Dirk Löhr: Kommunale Erbbaurechte und bezahlbares Wohnen, Vortrag auf dem Fairconomy-Webinar der Initiative für Natürliche Wirtschaftsordnung (INWO e.V.) am 12. März 2022
Veranstaltungsrezension von Markus Henning

Zwei gegenseitig sich verstärkende Megatrends werden unser Leben auf absehbare Zeit bestimmen: Die Erderhitzung infolge des menschengemachten Klimawandels und die Urbanisierung durch anhaltenden Zuzug in globale Ballungszentren. Wie machen wir unsere Städte fit für diese Dynamik? Was sind die sozialökonomischen Voraussetzungen ihrer Zukunftsfähigkeit?

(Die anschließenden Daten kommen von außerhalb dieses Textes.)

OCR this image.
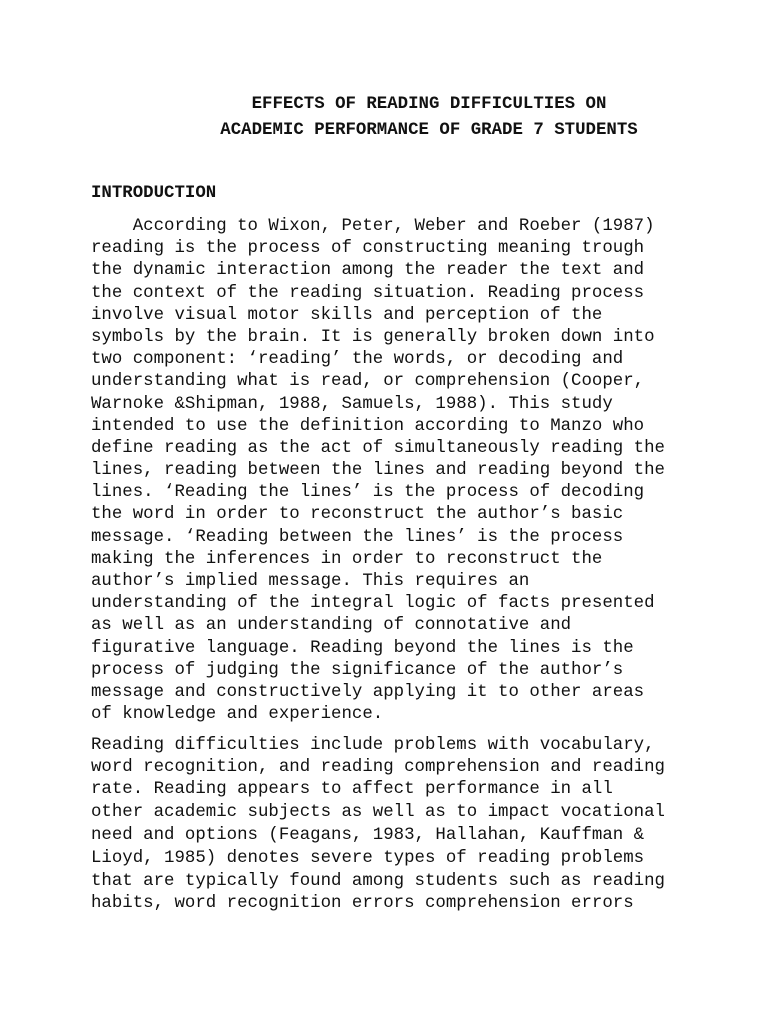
EFFECTS OF READING DIFFICULTIES ON
ACADEMIC PERFORMANCE OF GRADE 7 STUDENTS
INTRODUCTION
According to Wixon, Peter, Weber and Roeber (1987)
reading is the process of constructing meaning trough
the dynamic interaction among the reader the text and
the context of the reading situation. Reading process
involve visual motor skills and perception of the
symbols by the brain. It is generally broken down into
two component: ‘reading’ the words, or decoding and
understanding what is read, or comprehension (Cooper,
Warnoke &Shipman, 1988, Samuels, 1988). This study
intended to use the definition according to Manzo who
define reading as the act of simultaneously reading the
lines, reading between the lines and reading beyond the
lines. ‘Reading the lines’ is the process of decoding
the word in order to reconstruct the author’s basic
message. ‘Reading between the lines’ is the process
making the inferences in order to reconstruct the
author’s implied message. This requires an
understanding of the integral logic of facts presented
as well as an understanding of connotative and
figurative language. Reading beyond the lines is the
process of judging the significance of the author’s
message and constructively applying it to other areas
of knowledge and experience.
Reading difficulties include problems with vocabulary,
word recognition, and reading comprehension and reading
rate. Reading appears to affect performance in all
other academic subjects as well as to impact vocational
need and options (Feagans, 1983, Hallahan, Kauffman &
Lioyd, 1985) denotes severe types of reading problems
that are typically found among students such as reading
habits, word recognition errors comprehension errors
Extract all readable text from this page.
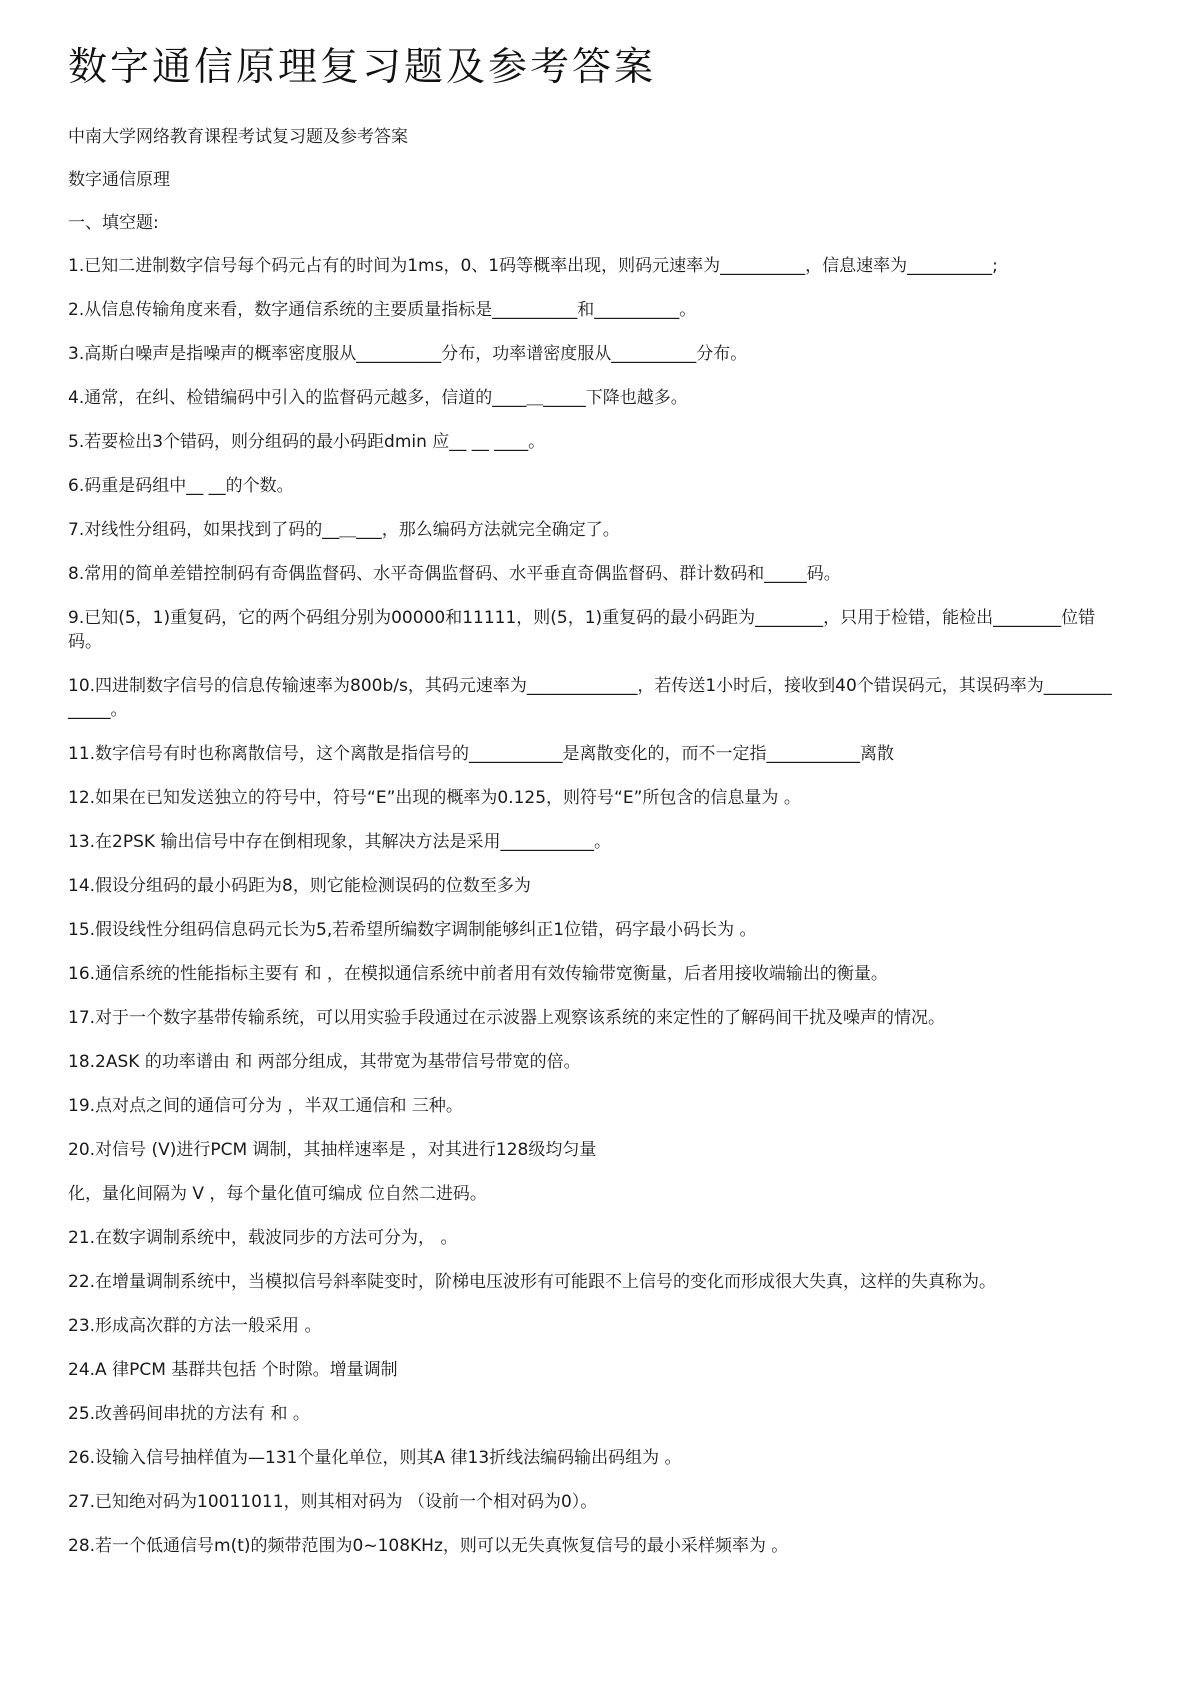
数字通信原理复习题及参考答案

中南大学网络教育课程考试复习题及参考答案

数字通信原理

一、填空题:

1.已知二进制数字信号每个码元占有的时间为1ms，0、1码等概率出现，则码元速率为__________，信息速率为__________;
2.从信息传输角度来看，数字通信系统的主要质量指标是__________和__________。
3.高斯白噪声是指噪声的概率密度服从__________分布，功率谱密度服从__________分布。
4.通常，在纠、检错编码中引入的监督码元越多，信道的____＿_____下降也越多。
5.若要检出3个错码，则分组码的最小码距dmin 应__ __ ____。
6.码重是码组中__ __的个数。
7.对线性分组码，如果找到了码的__＿___，那么编码方法就完全确定了。
8.常用的简单差错控制码有奇偶监督码、水平奇偶监督码、水平垂直奇偶监督码、群计数码和_____码。
9.已知(5，1)重复码，它的两个码组分别为00000和11111，则(5，1)重复码的最小码距为________，只用于检错，能检出________位错码。
10.四进制数字信号的信息传输速率为800b/s，其码元速率为_____________，若传送1小时后，接收到40个错误码元，其误码率为_____________。
11.数字信号有时也称离散信号，这个离散是指信号的___________是离散变化的，而不一定指___________离散
12.如果在已知发送独立的符号中，符号“E”出现的概率为0.125，则符号“E”所包含的信息量为 。
13.在2PSK 输出信号中存在倒相现象，其解决方法是采用___________。
14.假设分组码的最小码距为8，则它能检测误码的位数至多为
15.假设线性分组码信息码元长为5,若希望所编数字调制能够纠正1位错，码字最小码长为 。
16.通信系统的性能指标主要有 和 ，在模拟通信系统中前者用有效传输带宽衡量，后者用接收端输出的衡量。
17.对于一个数字基带传输系统，可以用实验手段通过在示波器上观察该系统的来定性的了解码间干扰及噪声的情况。
18.2ASK 的功率谱由 和 两部分组成，其带宽为基带信号带宽的倍。
19.点对点之间的通信可分为 ，半双工通信和 三种。
20.对信号 (V)进行PCM 调制，其抽样速率是 ，对其进行128级均匀量
化，量化间隔为 V ，每个量化值可编成 位自然二进码。
21.在数字调制系统中，载波同步的方法可分为， 。
22.在增量调制系统中，当模拟信号斜率陡变时，阶梯电压波形有可能跟不上信号的变化而形成很大失真，这样的失真称为。
23.形成高次群的方法一般采用 。
24.A 律PCM 基群共包括 个时隙。增量调制
25.改善码间串扰的方法有 和 。
26.设输入信号抽样值为—131个量化单位，则其A 律13折线法编码输出码组为 。
27.已知绝对码为10011011，则其相对码为 （设前一个相对码为0）。
28.若一个低通信号m(t)的频带范围为0~108KHz，则可以无失真恢复信号的最小采样频率为 。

Jede Stadt ist ein lebendiges und hochgradig komplexes System, das für ein gelingendes soziales Miteinander unterschiedlichen Leitwerten folgen muss. Es geht um Handlungsfreiheit und Partizipation, um Gerechtigkeit und gute Versorgung, um zugänglichen Wohnraum, um Ästhetik und um Anpassungsfähigkeit an sich wandelnde Anforderungen. Ein sich selbst überlassener und nur auf wirtschaftliche Effizienz getrimmter Markt reicht hierfür nicht aus. Insbesondere bei der kommunalen Bodennutzung, auf welcher wesentliche Güter der Daseinsvorsorge beruhen, müssen die Marktkräfte eingeschränkt und zielgerichtet kanalisiert werden.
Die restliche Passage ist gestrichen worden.